CHIME: Energy-Efficient STT-RAM-based Concurrent Hierarchical In-Memory Processing
Dhruv Gajaria, Tosiron Adegbija, Kevin Gomez
TL;DR
CHIME introduces a hierarchical, in-memory processing framework that distributes heterogeneous bit-line computing units across L1, L2, and main memory using STT-RAM to mitigate data movement bottlenecks. By pipelining operations and strategically grouping and mapping compute units to memory levels, CHIME achieves large latency and energy gains over CPU-based and prior in-memory approaches, with average improvements around 81x in latency and 20x in energy compared to CPU, and over 34–36x latency and 4–20x energy gains relative to state-of-the-art STT-CiM variants. The design leverages relaxed retention caches, enhanced bit-line compute units, and compiler-assisted scheduling to maximize concurrency while keeping overheads modest. Overall, CHIME demonstrates that hierarchical, domain-specific in-memory processing can substantially improve performance and energy efficiency for a wide range of workloads, offering a practical path toward scalable, data-centric computing.
Abstract
Processing-in-cache (PiC) and Processing-in-memory (PiM) architectures, especially those utilizing bit-line computing, offer promising solutions to mitigate data movement bottlenecks within the memory hierarchy. While previous studies have explored the integration of compute units within individual memory levels, the complexity and potential overheads associated with these designs have often limited their capabilities. This paper introduces a novel PiC/PiM architecture, Concurrent Hierarchical In-Memory Processing (CHIME), which strategically incorporates heterogeneous compute units across multiple levels of the memory hierarchy.
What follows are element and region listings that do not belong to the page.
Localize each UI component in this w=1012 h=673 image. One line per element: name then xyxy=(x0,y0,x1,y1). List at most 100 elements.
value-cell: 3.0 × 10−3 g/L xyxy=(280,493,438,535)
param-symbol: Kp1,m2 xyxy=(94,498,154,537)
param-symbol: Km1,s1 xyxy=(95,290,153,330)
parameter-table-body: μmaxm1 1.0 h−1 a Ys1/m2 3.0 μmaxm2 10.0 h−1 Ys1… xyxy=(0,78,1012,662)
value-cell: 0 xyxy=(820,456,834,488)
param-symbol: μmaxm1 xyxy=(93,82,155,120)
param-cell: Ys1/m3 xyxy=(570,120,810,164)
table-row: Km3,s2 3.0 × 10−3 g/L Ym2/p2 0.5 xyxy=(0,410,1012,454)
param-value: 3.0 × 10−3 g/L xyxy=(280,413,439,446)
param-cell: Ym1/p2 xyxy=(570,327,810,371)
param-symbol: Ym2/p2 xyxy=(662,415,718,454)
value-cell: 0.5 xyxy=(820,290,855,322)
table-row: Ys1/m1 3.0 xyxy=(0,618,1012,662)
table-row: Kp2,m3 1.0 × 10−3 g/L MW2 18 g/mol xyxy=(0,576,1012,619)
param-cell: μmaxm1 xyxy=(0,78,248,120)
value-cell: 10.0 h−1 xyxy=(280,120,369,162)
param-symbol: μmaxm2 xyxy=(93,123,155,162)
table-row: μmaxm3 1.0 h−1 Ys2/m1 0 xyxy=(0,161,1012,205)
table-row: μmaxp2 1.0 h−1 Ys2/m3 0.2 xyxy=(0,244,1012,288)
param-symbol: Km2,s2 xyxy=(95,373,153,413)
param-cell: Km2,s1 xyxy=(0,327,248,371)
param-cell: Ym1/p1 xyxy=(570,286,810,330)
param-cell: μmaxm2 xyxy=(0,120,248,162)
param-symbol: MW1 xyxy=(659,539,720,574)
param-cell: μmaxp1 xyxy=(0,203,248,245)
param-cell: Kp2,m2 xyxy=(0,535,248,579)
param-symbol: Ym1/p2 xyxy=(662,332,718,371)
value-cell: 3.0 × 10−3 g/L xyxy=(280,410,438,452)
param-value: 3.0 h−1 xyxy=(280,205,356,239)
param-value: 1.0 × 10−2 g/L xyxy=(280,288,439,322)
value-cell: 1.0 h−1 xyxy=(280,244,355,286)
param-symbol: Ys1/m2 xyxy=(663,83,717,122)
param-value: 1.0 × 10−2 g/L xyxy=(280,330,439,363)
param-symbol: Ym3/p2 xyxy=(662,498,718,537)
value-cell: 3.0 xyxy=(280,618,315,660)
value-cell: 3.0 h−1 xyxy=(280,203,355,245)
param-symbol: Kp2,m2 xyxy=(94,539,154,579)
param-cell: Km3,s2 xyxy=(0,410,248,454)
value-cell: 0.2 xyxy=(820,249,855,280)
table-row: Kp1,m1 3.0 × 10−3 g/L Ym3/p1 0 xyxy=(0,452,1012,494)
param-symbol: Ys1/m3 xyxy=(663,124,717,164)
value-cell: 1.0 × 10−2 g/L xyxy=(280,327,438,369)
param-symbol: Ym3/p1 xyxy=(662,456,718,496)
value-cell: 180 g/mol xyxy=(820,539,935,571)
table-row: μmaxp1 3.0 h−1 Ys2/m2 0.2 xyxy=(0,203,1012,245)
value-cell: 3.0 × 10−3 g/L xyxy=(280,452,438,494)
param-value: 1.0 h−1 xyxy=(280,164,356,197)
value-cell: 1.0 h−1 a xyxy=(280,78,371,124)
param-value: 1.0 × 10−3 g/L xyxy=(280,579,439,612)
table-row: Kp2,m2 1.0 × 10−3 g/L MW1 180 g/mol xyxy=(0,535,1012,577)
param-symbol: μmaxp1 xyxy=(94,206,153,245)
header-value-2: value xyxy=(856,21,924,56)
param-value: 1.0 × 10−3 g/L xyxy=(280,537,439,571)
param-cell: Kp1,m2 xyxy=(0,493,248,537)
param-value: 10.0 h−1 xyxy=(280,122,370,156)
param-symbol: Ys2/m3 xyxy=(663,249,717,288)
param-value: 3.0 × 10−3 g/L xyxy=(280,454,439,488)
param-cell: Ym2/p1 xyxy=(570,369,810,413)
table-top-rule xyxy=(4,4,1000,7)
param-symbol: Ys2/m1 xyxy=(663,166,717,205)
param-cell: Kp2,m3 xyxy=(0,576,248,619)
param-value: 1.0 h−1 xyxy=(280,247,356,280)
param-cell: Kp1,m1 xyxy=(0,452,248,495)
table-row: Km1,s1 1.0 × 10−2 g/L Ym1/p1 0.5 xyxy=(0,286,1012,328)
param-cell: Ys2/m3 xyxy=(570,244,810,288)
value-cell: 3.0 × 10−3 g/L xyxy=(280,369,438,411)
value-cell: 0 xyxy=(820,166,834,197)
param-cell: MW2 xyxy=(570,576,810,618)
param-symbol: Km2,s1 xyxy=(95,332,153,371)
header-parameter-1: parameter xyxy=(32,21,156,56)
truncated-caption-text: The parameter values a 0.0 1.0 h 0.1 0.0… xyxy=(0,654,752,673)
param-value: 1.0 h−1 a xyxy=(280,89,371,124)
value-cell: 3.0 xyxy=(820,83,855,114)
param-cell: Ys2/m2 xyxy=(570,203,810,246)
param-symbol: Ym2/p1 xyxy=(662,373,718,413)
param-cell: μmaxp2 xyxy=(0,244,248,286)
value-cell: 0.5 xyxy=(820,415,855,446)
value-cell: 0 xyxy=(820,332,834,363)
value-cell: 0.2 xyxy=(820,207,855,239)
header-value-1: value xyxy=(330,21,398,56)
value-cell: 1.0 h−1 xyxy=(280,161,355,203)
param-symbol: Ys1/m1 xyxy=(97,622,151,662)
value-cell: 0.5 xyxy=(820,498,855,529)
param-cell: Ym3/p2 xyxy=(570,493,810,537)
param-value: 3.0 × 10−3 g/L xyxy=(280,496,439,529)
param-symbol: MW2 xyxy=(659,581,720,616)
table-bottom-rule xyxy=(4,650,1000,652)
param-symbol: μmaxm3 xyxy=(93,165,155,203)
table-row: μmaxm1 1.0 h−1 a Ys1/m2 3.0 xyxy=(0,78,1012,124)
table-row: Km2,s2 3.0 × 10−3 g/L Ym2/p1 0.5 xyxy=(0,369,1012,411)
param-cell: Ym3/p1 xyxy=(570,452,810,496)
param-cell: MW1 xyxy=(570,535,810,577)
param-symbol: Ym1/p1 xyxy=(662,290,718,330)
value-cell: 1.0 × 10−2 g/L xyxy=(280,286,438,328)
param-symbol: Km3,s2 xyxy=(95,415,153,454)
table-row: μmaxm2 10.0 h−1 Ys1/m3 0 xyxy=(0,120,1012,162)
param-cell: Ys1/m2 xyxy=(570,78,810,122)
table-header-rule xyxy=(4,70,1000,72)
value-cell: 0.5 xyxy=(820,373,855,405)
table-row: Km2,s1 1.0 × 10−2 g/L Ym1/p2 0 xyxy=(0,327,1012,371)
This design targets the efficient execution of diverse, domain-specific workloads by placing computations closest to the data where it optimizes performance, energy consumption, data movement costs, and area. CHIME employs STT-RAM due to its various advantages in PiC/PiM computing, such as high density, low leakage, and better resiliency to data corruption from activating multiple word lines. We demonstrate that CHIME enhances concurrency and improves compute unit utilization at each level of the memory hierarchy. We present strategies for exploring the design space, grouping, and placing the compute units across the memory hierarchy. Experiments reveal that, compared to the state-of-the-art bit-line computing approaches, CHIME achieves significant speedup and energy savings of 57.95% and 78.23% for various domain-specific workloads, while reducing the overheads associated with single-level compute designs.